Modeling of thermal processes in high pressure liquid chromatography: I. Low pressure onset of thermal heterogeneity.

Heat due to viscous friction is generated in chromatographic columns. When these columns are operated at high flow rates, under a high inlet pressure, this heat causes the formation of significant axial and radial temperature gradients. Consequently, these columns become heterogeneous and several physico-chemical parameters, including the retention factors and the parameters of the mass transfer kinetics of analytes are no longer constant along and across the columns. A robust modeling of the distributions of the physico-chemical parameters allows the analysis of the impact of the heat generated on column performance.
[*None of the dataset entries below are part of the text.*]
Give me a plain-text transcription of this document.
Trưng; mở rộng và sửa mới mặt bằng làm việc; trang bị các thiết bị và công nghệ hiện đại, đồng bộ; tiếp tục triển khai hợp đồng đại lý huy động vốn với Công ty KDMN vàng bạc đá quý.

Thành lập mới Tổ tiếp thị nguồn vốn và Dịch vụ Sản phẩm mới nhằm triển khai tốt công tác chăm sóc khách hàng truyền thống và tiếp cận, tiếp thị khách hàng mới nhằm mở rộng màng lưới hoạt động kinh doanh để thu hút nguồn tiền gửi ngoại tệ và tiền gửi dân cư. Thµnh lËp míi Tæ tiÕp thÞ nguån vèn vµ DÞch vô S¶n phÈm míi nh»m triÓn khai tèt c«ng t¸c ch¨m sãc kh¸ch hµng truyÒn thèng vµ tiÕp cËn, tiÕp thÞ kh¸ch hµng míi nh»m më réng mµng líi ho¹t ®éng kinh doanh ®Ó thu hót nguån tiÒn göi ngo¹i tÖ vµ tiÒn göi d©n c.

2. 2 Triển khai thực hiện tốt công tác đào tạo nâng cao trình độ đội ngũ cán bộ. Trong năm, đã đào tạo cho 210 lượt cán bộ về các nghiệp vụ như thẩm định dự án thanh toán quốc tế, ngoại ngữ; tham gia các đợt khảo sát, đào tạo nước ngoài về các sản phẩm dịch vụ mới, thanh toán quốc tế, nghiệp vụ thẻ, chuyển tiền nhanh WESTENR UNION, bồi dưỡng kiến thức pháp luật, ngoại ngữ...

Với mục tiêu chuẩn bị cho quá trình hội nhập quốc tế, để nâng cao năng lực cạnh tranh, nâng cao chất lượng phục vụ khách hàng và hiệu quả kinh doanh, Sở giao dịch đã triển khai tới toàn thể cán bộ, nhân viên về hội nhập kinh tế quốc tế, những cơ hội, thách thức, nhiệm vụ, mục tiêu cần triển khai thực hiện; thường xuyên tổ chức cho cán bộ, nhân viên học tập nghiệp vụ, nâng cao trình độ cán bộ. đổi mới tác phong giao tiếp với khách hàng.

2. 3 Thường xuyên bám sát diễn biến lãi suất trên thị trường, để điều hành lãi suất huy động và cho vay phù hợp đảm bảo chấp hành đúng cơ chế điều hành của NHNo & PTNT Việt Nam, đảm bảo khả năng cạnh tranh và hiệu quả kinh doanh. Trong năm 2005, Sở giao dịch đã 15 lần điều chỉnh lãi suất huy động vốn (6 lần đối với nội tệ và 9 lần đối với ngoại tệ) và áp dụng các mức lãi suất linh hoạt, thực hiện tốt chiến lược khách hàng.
We developed a new model of the coupled heat and mass transfers in chromatographic columns, calculated the axial and radial temperature distributions in a column, and derived the distributions of the viscosity and the density of the mobile phase, hence of the axial and radial mobile phase velocities. The coupling of the mass and the heat balances in chromatographic columns was used to model the migration of a compound band under linear conditions. This process yielded the elution band profiles of analytes, hence the column efficiency under two different sets of experimental conditions: (1) the column is operated under natural convection conditions; (2) the column is dipped in a stream of thermostated fluid. The calculated results show that the column efficiency is remarkably lower in the second than in the first case. The inconvenience of maintaining constant the temperature of the column wall (case 2) is that retention factors and mobile phase velocities vary much more significantly across the column than if the column is kept under natural convection conditions (case 1).